Caesars Schlüsselbeziehungen sind zentral für seine Entwicklung. Seine Beziehung zu Fuka beginnt damit, dass er ihr Jäger ist, aber ihre beharrlichen und furchtlosen Besuche bei ihm jeden Sonntag, trotz der Gefahr, bauen langsam seine Barrieren ab. Er wird verwirrt von ihrer Freundlichkeit und beginnt, auf ihre Besuche zu warten, und entwickelt schließlich echte Zuneigung zu ihr. Er zeigt seine Fürsorge auf praktische Weise, wie zum Beispiel, dass er an Sohs Imbissstand arbeitet, um Geld zu verdienen, um Materialien zu kaufen, um mit eigenen Händen eine Halskette für Fuka anzufertigen. Soh ist eine weitere entscheidende Figur in Caesars Leben. Soh fungiert als sein Vermittler zur Außenwelt, sein Ermöglicher und sein Betreuer, der einen Imbissstand in der Stadt betreibt, um Geld zu beschaffen und Mahlzeiten für die Wolf Gang zu kochen. Während Caesar ihn herumkommandiert, ist ihre Bindung tief und gegenseitig abhängig, wobei Soh oft derjenige ist, der Caesars rauere Kanten abmildert und seine Beziehung zu Fuka fördert. Caesar hat auch eine bemerkenswerte Abneigung gegen die Oz-Familie und bezeichnet deren Mitglieder als „Kätzchen“ oder „Kätzchen“.
Caesar durchläuft im Laufe seiner Geschichte eine bedeutende Entwicklung.
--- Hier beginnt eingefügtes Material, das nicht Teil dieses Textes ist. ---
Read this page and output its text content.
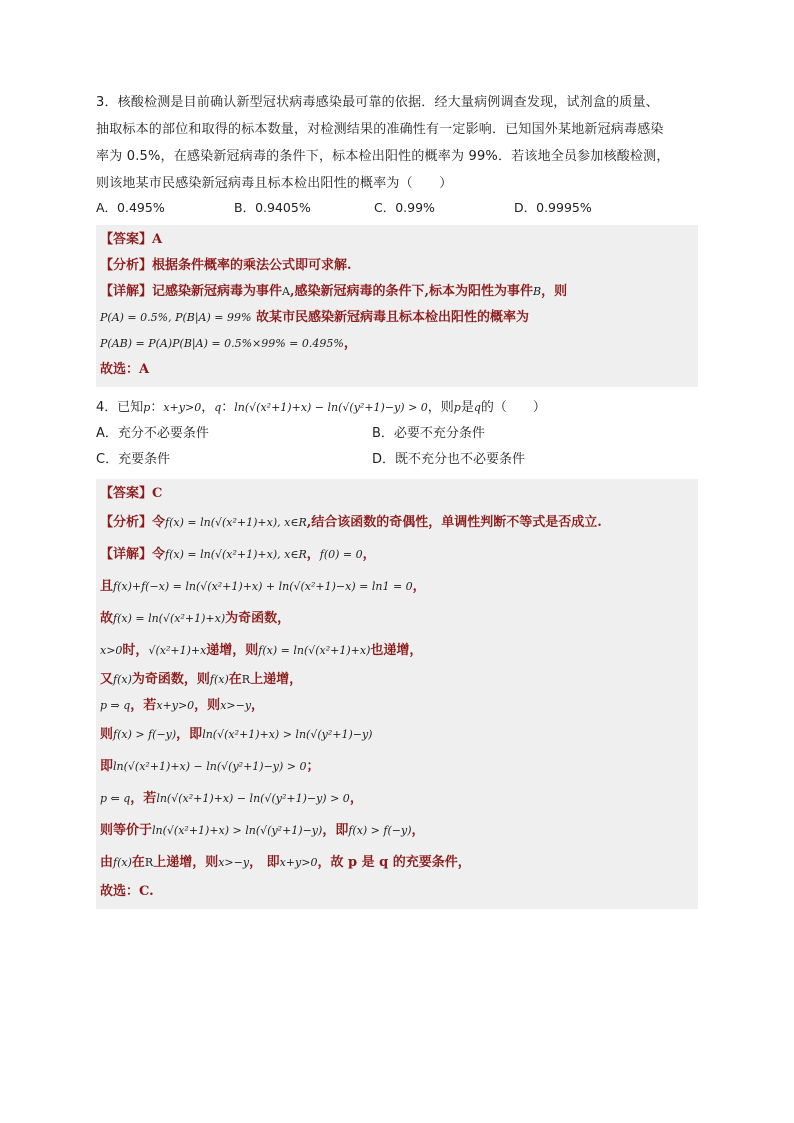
3．核酸检测是目前确认新型冠状病毒感染最可靠的依据．经大量病例调查发现，试剂盒的质量、
抽取标本的部位和取得的标本数量，对检测结果的准确性有一定影响．已知国外某地新冠病毒感染
率为 0.5%，在感染新冠病毒的条件下，标本检出阳性的概率为 99%．若该地全员参加核酸检测，
则该地某市民感染新冠病毒且标本检出阳性的概率为（　　）
A．0.495%	B．0.9405%	C．0.99%	D．0.9995%
【答案】A
【分析】根据条件概率的乘法公式即可求解.
【详解】记感染新冠病毒为事件A,感染新冠病毒的条件下,标本为阳性为事件B，则
P(A) = 0.5%, P(B|A) = 99% 故某市民感染新冠病毒且标本检出阳性的概率为
P(AB) = P(A)P(B|A) = 0.5%×99% = 0.495%，
故选：A
4．已知p：x+y>0，q：ln(√(x²+1)+x) − ln(√(y²+1)−y) > 0，则p是q的（　　）
A．充分不必要条件	B．必要不充分条件
C．充要条件	D．既不充分也不必要条件
【答案】C
【分析】令f(x) = ln(√(x²+1)+x), x∈R,结合该函数的奇偶性，单调性判断不等式是否成立.
【详解】令f(x) = ln(√(x²+1)+x), x∈R，f(0) = 0，
且f(x)+f(−x) = ln(√(x²+1)+x) + ln(√(x²+1)−x) = ln1 = 0，
故f(x) = ln(√(x²+1)+x)为奇函数，
x>0时，√(x²+1)+x递增，则f(x) = ln(√(x²+1)+x)也递增，
又f(x)为奇函数，则f(x)在R上递增，
p ⇒ q，若x+y>0，则x>−y，
则f(x) > f(−y)，即ln(√(x²+1)+x) > ln(√(y²+1)−y)
即ln(√(x²+1)+x) − ln(√(y²+1)−y) > 0；
p ⇐ q，若ln(√(x²+1)+x) − ln(√(y²+1)−y) > 0，
则等价于ln(√(x²+1)+x) > ln(√(y²+1)−y)，即f(x) > f(−y)，
由f(x)在R上递增，则x>−y， 即x+y>0，故 p 是 q 的充要条件，
故选：C.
Er verwandelt sich von einem einsamen, bedrohlichen Gesetzlosen, der niemandem vertraut, in einen fürsorglicheren, wenn auch immer noch mürrischen Menschen, der zu tiefer Zuneigung und sogar Selbstaufopferung fähig ist. In einem entscheidenden Moment, als er unter die Kontrolle der magischen Pfeife des Charakters Hamelin gerät, tötet er Fuka fast, wendet jedoch stattdessen seine Klinge gegen sich selbst, um zu verhindern, dass ihr Schaden zugefügt wird. Er wird auch schwer von einem rasenden Caramia verwundet und bleibt mehrere Tage bewusstlos. Nach seiner Genesung versucht er beharrlich, Fuka zu besuchen, wird aber oft von den beschützenden Mitgliedern der Oz-Familie verjagt. Am Ende seiner Route kann er eine Position der Anerkennung erreichen, indem ihm der Titel eines Mafia-Bosses verliehen wird und er die Kontrolle über die Slums als offizielles Wolfgang-Territorium übernimmt, wo er oft patrouilliert.
Caesars bemerkenswerte Fähigkeiten sind fast ausschließlich auf den Kampf ausgerichtet. Er ist ein hochqualifizierter und gerissener Kämpfer, der Doppelklingen mit tödlicher Fertigkeit führt. Sein Stolz auf seine Stärke ist beträchtlich, und er fordert oft andere heraus, um seine Dominanz zu beweisen. Seine unkomplizierte und impulsive Natur ist jedoch eine bemerkenswerte Schwäche; er neigt dazu, sich auf rohe Gewalt und direkte Angriffe zu verlassen, anstatt auf Strategie, was seine Handlungen für gerissenere Gegner wie Kyrie vorhersehbar macht. Darüber hinaus macht ihn seine wilde und impulsive Natur sehr anfällig für die kontrollierende Melodie von Hamelins Pfeife, die ihm seinen Willen rauben und ihn in einen gedankenlosen Angreifer verwandeln kann.